Braver Than the Elements

There was just barely a sliver of orange-y pink on the horizon as I pedaled out this morning. The streetlights were glimmering, crystals of untouched snow were twinkling in glow of my headlight. I realized, as I tucked my nose into my gaiter, that I was doing something that most would call “stupid,” or a just plain bad idea. Then a patch of ice broke my thoughts and I stood up to brace myself against the slip that never came.

As it turns out, all you need is a sliver of light to foresee the icy patches when you’re rolling through the darkness.

This was the last edition of the ritual ride that my girlfriends and I have come to lovingly call “The Schoolbus Ride;” my dear friend Liz is a schoolteacher outside of town and since the winter doesn’t offer her much time to ride after school, and since the weeks get long and the social time/ride time/catch up time falls by the wayside when things get busy, we all ride her out to school. We meet at a coffeeshop, rain or shine (and only sometimes when there’s black ice anticipated,) have a treat to warm up and roll out of the valley to school. We’re never sorry we’ve taken The Schoolbus – no matter how dark, cold, rainy, brutal it is. This is our time. And even if it seems “stupid” to someone else, it’s just “the way” for us.

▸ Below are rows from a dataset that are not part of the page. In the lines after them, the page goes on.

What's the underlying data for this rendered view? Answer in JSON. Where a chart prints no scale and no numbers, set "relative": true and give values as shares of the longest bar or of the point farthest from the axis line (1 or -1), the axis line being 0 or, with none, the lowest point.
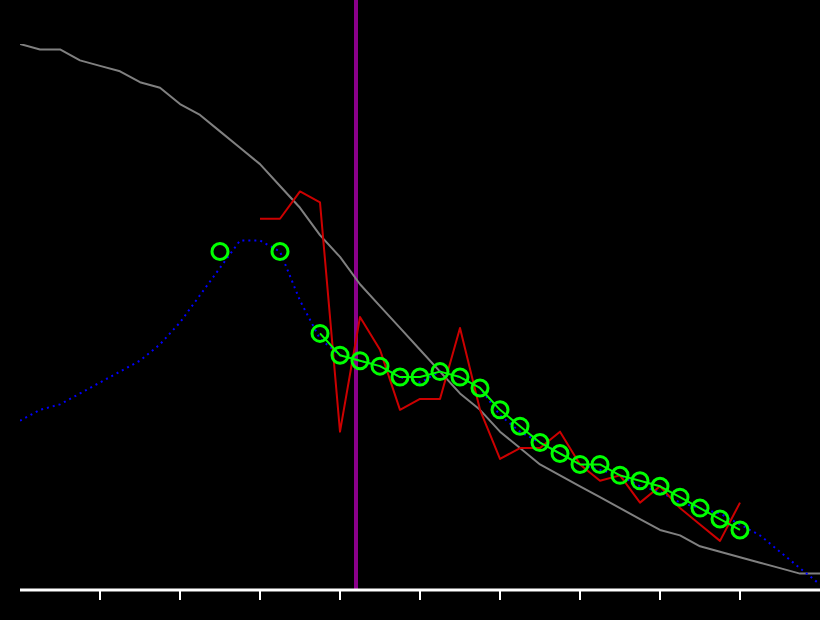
{
  "chart_data": {
    "type": "line",
    "relative": true,
    "categories": [
      null,
      null,
      null,
      null,
      null,
      null,
      null,
      null,
      null,
      null,
      null,
      null,
      null,
      null,
      null,
      null,
      null,
      null,
      null,
      null,
      null,
      null,
      null,
      null,
      null,
      null,
      null,
      null,
      null,
      null,
      null,
      null,
      null,
      null,
      null,
      null,
      null,
      null,
      null,
      null,
      null
    ],
    "series": [
      {
        "color": "#808080",
        "marker": "none",
        "line_style": "solid",
        "values": [
          1.0,
          0.99,
          0.99,
          0.97,
          0.96,
          0.95,
          0.93,
          0.92,
          0.89,
          0.87,
          0.84,
          0.81,
          0.78,
          0.74,
          0.7,
          0.65,
          0.61,
          0.56,
          0.52,
          0.48,
          0.44,
          0.4,
          0.36,
          0.33,
          0.29,
          0.26,
          0.23,
          0.21,
          0.19,
          0.17,
          0.15,
          0.13,
          0.11,
          0.1,
          0.08,
          0.07,
          0.06,
          0.05,
          0.04,
          0.03,
          0.03
        ]
      },
      {
        "color": "#0000ff",
        "marker": "none",
        "line_style": "dotted",
        "values": [
          0.31,
          0.33,
          0.34,
          0.36,
          0.38,
          0.4,
          0.42,
          0.45,
          0.49,
          0.54,
          0.59,
          0.64,
          0.64,
          0.62,
          0.53,
          0.46,
          0.43,
          0.42,
          0.41,
          0.39,
          0.38,
          0.4,
          0.39,
          0.37,
          0.32,
          0.29,
          0.27,
          0.25,
          0.23,
          0.22,
          0.21,
          0.19,
          0.18,
          0.16,
          0.15,
          0.14,
          0.12,
          0.1,
          0.07,
          0.04,
          0.01
        ]
      },
      {
        "color": "#cc0000",
        "marker": "none",
        "line_style": "solid",
        "values": [
          null,
          null,
          null,
          null,
          null,
          null,
          null,
          null,
          null,
          null,
          null,
          null,
          0.68,
          0.68,
          0.73,
          0.71,
          0.29,
          0.5,
          0.44,
          0.33,
          0.35,
          0.35,
          0.48,
          0.33,
          0.24,
          0.26,
          0.26,
          0.29,
          0.23,
          0.2,
          0.21,
          0.16,
          0.19,
          0.15,
          0.12,
          0.09,
          0.16,
          null,
          null,
          null,
          null
        ]
      },
      {
        "color": "#00ff00",
        "marker": "circle",
        "line_style": "solid",
        "values": [
          null,
          null,
          null,
          null,
          null,
          null,
          null,
          null,
          null,
          null,
          0.62,
          null,
          null,
          0.62,
          null,
          0.47,
          0.43,
          0.42,
          0.41,
          0.39,
          0.39,
          0.4,
          0.39,
          0.37,
          0.33,
          0.3,
          0.27,
          0.25,
          0.23,
          0.23,
          0.21,
          0.2,
          0.19,
          0.17,
          0.15,
          0.13,
          0.11,
          null,
          null,
          null,
          null
        ]
      }
    ]
  }
}
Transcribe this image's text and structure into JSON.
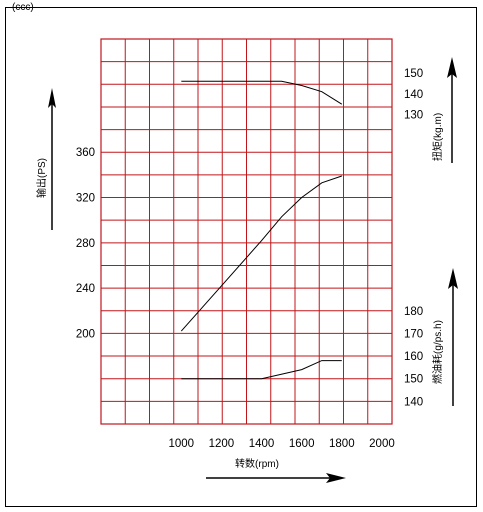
{
  "header": {
    "cropped_text": "(ccc)"
  },
  "chart_data": {
    "type": "line",
    "xlabel": "转数(rpm)",
    "x_ticks": [
      1000,
      1200,
      1400,
      1600,
      1800,
      2000
    ],
    "xlim": [
      600,
      2050
    ],
    "grid": true,
    "grid_color": "#c0161b",
    "axes": {
      "output": {
        "label": "输出(PS)",
        "ticks": [
          200,
          240,
          280,
          320,
          360
        ],
        "range": [
          160,
          400
        ]
      },
      "torque": {
        "label": "扭矩(kg.m)",
        "ticks": [
          130,
          140,
          150
        ]
      },
      "fuel": {
        "label": "燃油耗(g/ps.h)",
        "ticks": [
          140,
          150,
          160,
          170,
          180
        ]
      }
    },
    "series": [
      {
        "axis": "output",
        "x": [
          1000,
          1200,
          1400,
          1500,
          1600,
          1700,
          1800
        ],
        "y": [
          202,
          242,
          282,
          303,
          320,
          333,
          339
        ]
      },
      {
        "axis": "torque",
        "x": [
          1000,
          1500,
          1600,
          1700,
          1800
        ],
        "y": [
          146,
          146,
          144,
          141,
          135
        ]
      },
      {
        "axis": "fuel",
        "x": [
          1000,
          1400,
          1600,
          1700,
          1800
        ],
        "y": [
          150,
          150,
          154,
          158,
          158
        ]
      }
    ]
  }
}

I’ve come to look forward to this ride more than most other things my week holds; because it’s just enough adventure for any old day. Because the occasional brutal conditions make the obstacles of life seem miniscule.

I strive to be the person that laughs in the face of adversity, in the face of challenges that threaten to bring me down.

It turns out that it’s pretty easy to stay upright during a sideways slide, IF you’ve braced yourself enough for the slip. If you’ve practiced slipping through the tough patches.

So, I like to practice. Particularly in the company of these babes.

Last weekend, women around the world joined rides as part of Rapha’s call to be Braver than the Elements (my fellow ambassador Kim Cross had this to say about the ride); here in Boulder we had some amazing women join us; women who had never done group rides before. A few  had never ridden more than a few miles, some had never used bikes with gears, and quite a few weren’t outfitted with fancy shoe covers, reflective jackets or even eye protection. These women completed nearly 40 miles in driving snow and sleet, on a day that many would have looked out the window and hopped back into bed. No one was forcing them, there was no reward at the finish (besides beers, ok – reward!)

I’m just so proud of what they accomplished out there, what our organization of women worldwide was able to accomplish by challenging ourselves to get after it; I hope that our ride that day reminded those women that it’s ok to get out in the elements, to suffer a little bit. The ride IS the reason. Feeling yourself toughen up a bit is the reward. Knowing that the tougher you can be, the more softly you can approach the world. When you know what it feels like to have your hands and toes and heart frozen over, it’s all the easier to feel when you’re warm and to share that warmth from the inside out.